Before implementing all of these, we recommend that product management and legal teams collaborate to finalize the definition of “deletion” and the different kinds of implementation methodologies. Engineers often use terms that make intuitive sense but may not have the same meaning from the legal side.

 

GDPR architecture

3. Auditing

Auditing is key to having full control over customer data! It’s also necessary for demonstrably proving GDPR compliance. Accomplish this with the following:

□ Keep full auditing logs of who is accessing what: In other words, keep records of when what, and who has accessed a certain piece of data – or at least the most sensitive data like PII (personally identifying information) and PCI (payment card info).
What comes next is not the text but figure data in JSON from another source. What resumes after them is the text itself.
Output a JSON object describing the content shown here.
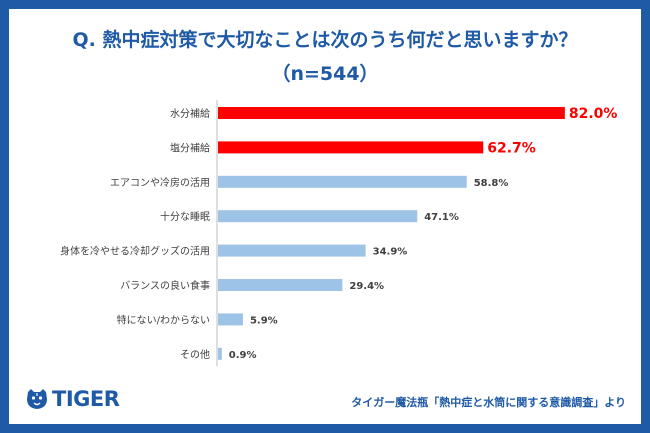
{
  "title": "Q. 熱中症対策で大切なことは次のうち何だと思いますか？",
  "subtitle": "（n=544）",
  "logo": {
    "text": "TIGER",
    "icon": "tiger-head-icon"
  },
  "source": "タイガー魔法瓶「熱中症と水筒に関する意識調査」より",
  "colors": {
    "accent": "#ff0000",
    "bar_default": "#9dc3e6",
    "brand": "#1f5aa6"
  },
  "chart_data": {
    "type": "bar",
    "orientation": "horizontal",
    "title": "Q. 熱中症対策で大切なことは次のうち何だと思いますか？",
    "subtitle": "（n=544）",
    "categories": [
      "水分補給",
      "塩分補給",
      "エアコンや冷房の活用",
      "十分な睡眠",
      "身体を冷やせる冷却グッズの活用",
      "バランスの良い食事",
      "特にない/わからない",
      "その他"
    ],
    "values": [
      82.0,
      62.7,
      58.8,
      47.1,
      34.9,
      29.4,
      5.9,
      0.9
    ],
    "labels": [
      "82.0%",
      "62.7%",
      "58.8%",
      "47.1%",
      "34.9%",
      "29.4%",
      "5.9%",
      "0.9%"
    ],
    "highlight": [
      true,
      true,
      false,
      false,
      false,
      false,
      false,
      false
    ],
    "xlim": [
      0,
      100
    ],
    "unit": "%"
  }
}
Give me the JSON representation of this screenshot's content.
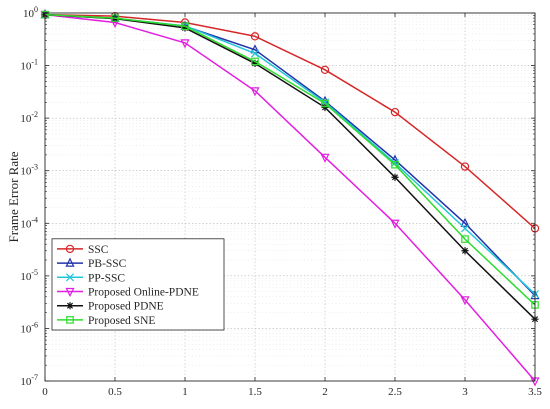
{
  "chart_data": {
    "type": "line",
    "ylabel": "Frame Error Rate",
    "xlabel": "",
    "title": "",
    "y_scale": "log",
    "xlim": [
      0,
      3.5
    ],
    "ylim": [
      1e-07,
      1
    ],
    "grid": true,
    "legend_position": "bottom-left",
    "x_ticks": [
      "0",
      "0.5",
      "1",
      "1.5",
      "2",
      "2.5",
      "3",
      "3.5"
    ],
    "y_ticks": [
      {
        "exp": 0,
        "value": 1
      },
      {
        "exp": -1,
        "value": 0.1
      },
      {
        "exp": -2,
        "value": 0.01
      },
      {
        "exp": -3,
        "value": 0.001
      },
      {
        "exp": -4,
        "value": 0.0001
      },
      {
        "exp": -5,
        "value": 1e-05
      },
      {
        "exp": -6,
        "value": 1e-06
      },
      {
        "exp": -7,
        "value": 1e-07
      }
    ],
    "x": [
      0,
      0.5,
      1,
      1.5,
      2,
      2.5,
      3,
      3.5
    ],
    "series": [
      {
        "name": "SSC",
        "color": "#d62728",
        "marker": "circle",
        "values": [
          0.93,
          0.87,
          0.66,
          0.36,
          0.083,
          0.013,
          0.0012,
          8e-05
        ]
      },
      {
        "name": "PB-SSC",
        "color": "#2233aa",
        "marker": "triangle-up",
        "values": [
          0.93,
          0.79,
          0.56,
          0.2,
          0.021,
          0.0016,
          0.0001,
          4.2e-06
        ]
      },
      {
        "name": "PP-SSC",
        "color": "#21c5d8",
        "marker": "x",
        "values": [
          0.93,
          0.79,
          0.57,
          0.17,
          0.02,
          0.0014,
          8e-05,
          4.5e-06
        ]
      },
      {
        "name": "Proposed Online-PDNE",
        "color": "#e21ee0",
        "marker": "triangle-down",
        "values": [
          0.93,
          0.66,
          0.27,
          0.033,
          0.0018,
          0.0001,
          3.5e-06,
          1e-07
        ]
      },
      {
        "name": "Proposed PDNE",
        "color": "#111111",
        "marker": "star",
        "values": [
          0.93,
          0.78,
          0.52,
          0.11,
          0.016,
          0.00075,
          3e-05,
          1.5e-06
        ]
      },
      {
        "name": "Proposed SNE",
        "color": "#2edc2e",
        "marker": "square",
        "values": [
          0.93,
          0.8,
          0.56,
          0.12,
          0.019,
          0.0013,
          5e-05,
          2.8e-06
        ]
      }
    ]
  }
}
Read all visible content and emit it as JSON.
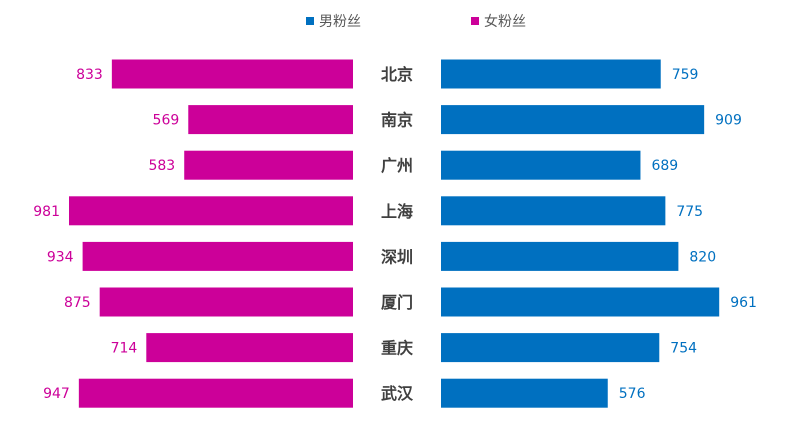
{
  "legend": {
    "male_label": "男粉丝",
    "female_label": "女粉丝"
  },
  "colors": {
    "male": "#0070C0",
    "female": "#CC0099",
    "city_text": "#404040"
  },
  "chart_data": {
    "type": "bar",
    "orientation": "horizontal-butterfly",
    "categories": [
      "北京",
      "南京",
      "广州",
      "上海",
      "深圳",
      "厦门",
      "重庆",
      "武汉"
    ],
    "series": [
      {
        "name": "男粉丝",
        "side": "right",
        "values": [
          759,
          909,
          689,
          775,
          820,
          961,
          754,
          576
        ]
      },
      {
        "name": "女粉丝",
        "side": "left",
        "values": [
          833,
          569,
          583,
          981,
          934,
          875,
          714,
          947
        ]
      }
    ],
    "xlim": [
      0,
      1000
    ],
    "grid": false,
    "legend_position": "top-center"
  }
}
This in and of itself can generate fascinating information for usage analytics and forensics.
□ Ensure traceability: Specify why you require data when generating a database read access. This can be used as metadata for enforcement (privacy access policies) and to prove the data hasn’t been processed for unauthorized purposes (user’s consent).
□ Be on top of your breach assessments: In the case of a breach, you should know exactly what was exposed and which data subjects are to be notified according to GDPR regulations. Audit logs are the only way to do this, as they track what data was accessed and can show the likelihood of whether or not it was part of a data breach.

Final Thoughts

GDPR is an excellent starting point for privacy engineering, given that GDPR is more restrictive than other major privacy regulations, such as CCPA. Enterprises with an eye on the future tend to start with complying with GDPR first and then address any other gaps to fully comply with its other counterparts.